L’ad Scannapieco: con queste risorse abbiamo sostenuto la competitività del tessuto economico italiano, al fianco delle Pubbliche amministrazioni e delle imprese, anche di quelle piccole e medie che fanno più fatica ad accedere al credito, avviando inoltre una nuova attività di finanziamento diretto

La redazione

L'utile netto consolidato di Cdp è pari a 5,5 miliardi di euro (6 miliardi nel 2024), in riduzione di 0,5 miliardi, principalmente per il minor apporto degli utili da partecipazioni, parzialmente compensati dall'incremento dei margini delle società industriali.

La raccolta complessiva è pari a 355 miliardi di euro, di cui 297 miliardi relativi al risparmio postale, in rialzo del 3% rispetto a fine 2024.

La raccolta obbligazionaria, inoltre, si attesta a 24 miliardi, in aumento del 20% rispetto alla chiusura dell'esercizio precedente, "grazie a operazioni - si legge - che hanno riscontrato grande successo sui mercati, quali la terza emissione obbligazionaria in dollari, l'undicesimo bond Esg di Cdp e le emissioni destinate al mercato retail .

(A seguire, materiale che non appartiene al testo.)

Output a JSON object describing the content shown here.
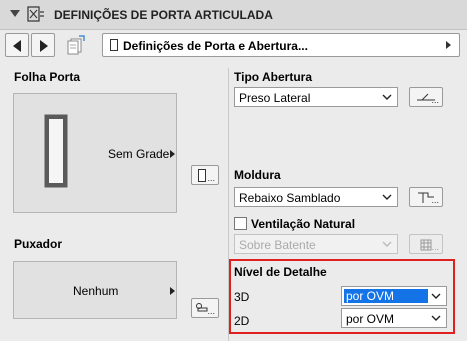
{
  "header": {
    "title": "DEFINIÇÕES DE PORTA ARTICULADA"
  },
  "toolbar": {
    "page_label": "Definições de Porta e Abertura..."
  },
  "left": {
    "folha_title": "Folha Porta",
    "folha_value": "Sem Grade",
    "puxador_title": "Puxador",
    "puxador_value": "Nenhum"
  },
  "right": {
    "tipo_abertura_title": "Tipo Abertura",
    "tipo_abertura_value": "Preso Lateral",
    "moldura_title": "Moldura",
    "moldura_value": "Rebaixo Samblado",
    "ventilacao_label": "Ventilação Natural",
    "ventilacao_checked": false,
    "ventilacao_value": "Sobre Batente",
    "detail_title": "Nível de Detalhe",
    "detail_3d_label": "3D",
    "detail_3d_value": "por OVM",
    "detail_2d_label": "2D",
    "detail_2d_value": "por OVM"
  },
  "common": {
    "ellipsis": "..."
  },
  "colors": {
    "highlight_border": "#e0201e",
    "selection": "#1473e6"
  }
}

«Con queste risorse abbiamo sostenuto la competitività del tessuto economico italiano, al fianco delle Pubbliche amministrazioni e delle imprese, anche di quelle piccole e medie che fanno più fatica ad accedere al credito, avviando inoltre una nuova attività di finanziamento diretto - ha spiegato l'amministratore delegato di Cdp Dario Scannapieco -. Abbiamo investito nelle infrastrutture, in grandi aziende che operano in settori strategici e avviato un nuovo modello operativo che ci consente una presa di rischio maggiore per sostenere tre obiettivi prioritari, ovvero mezzogiorno, innovazione ed Esg».

«Sul piano internazionale - spiega Cdp - si segnala l'aumento delle risorse InvestEU ottenute a garanzia di finanziamenti e investimenti da realizzare in Italia e il costante rafforzamento del dialogo con i partner europei e le Istituzioni comunitarie. In questa cornice si inserisce anche il primo Consiglio di amministrazione tenutosi fuori dall'Italia, nella sede del gruppo a Bruxelles. La prima operazione del 'Plafond Africa' nell'ambito del Piano Mattei e il primo finanziamento nell'ambito del programma europeo Terra3 hanno contribuito a segnare un nuovo record sul fronte della Cooperazione internazionale allo sviluppo con una crescita del 28% delle risorse impegnate rispetto al 2024. Infine, nel 2025 è cresciuto il supporto alle infrastrutture soprattutto in settori prioritari come quelli sanitario e delle reti stradali e si è rafforzata l'operatività a favore del comparto turistico, ad esempio con la riapertura al pubblico della struttura riqualificata delle terme Berzieri di Salsomaggiore».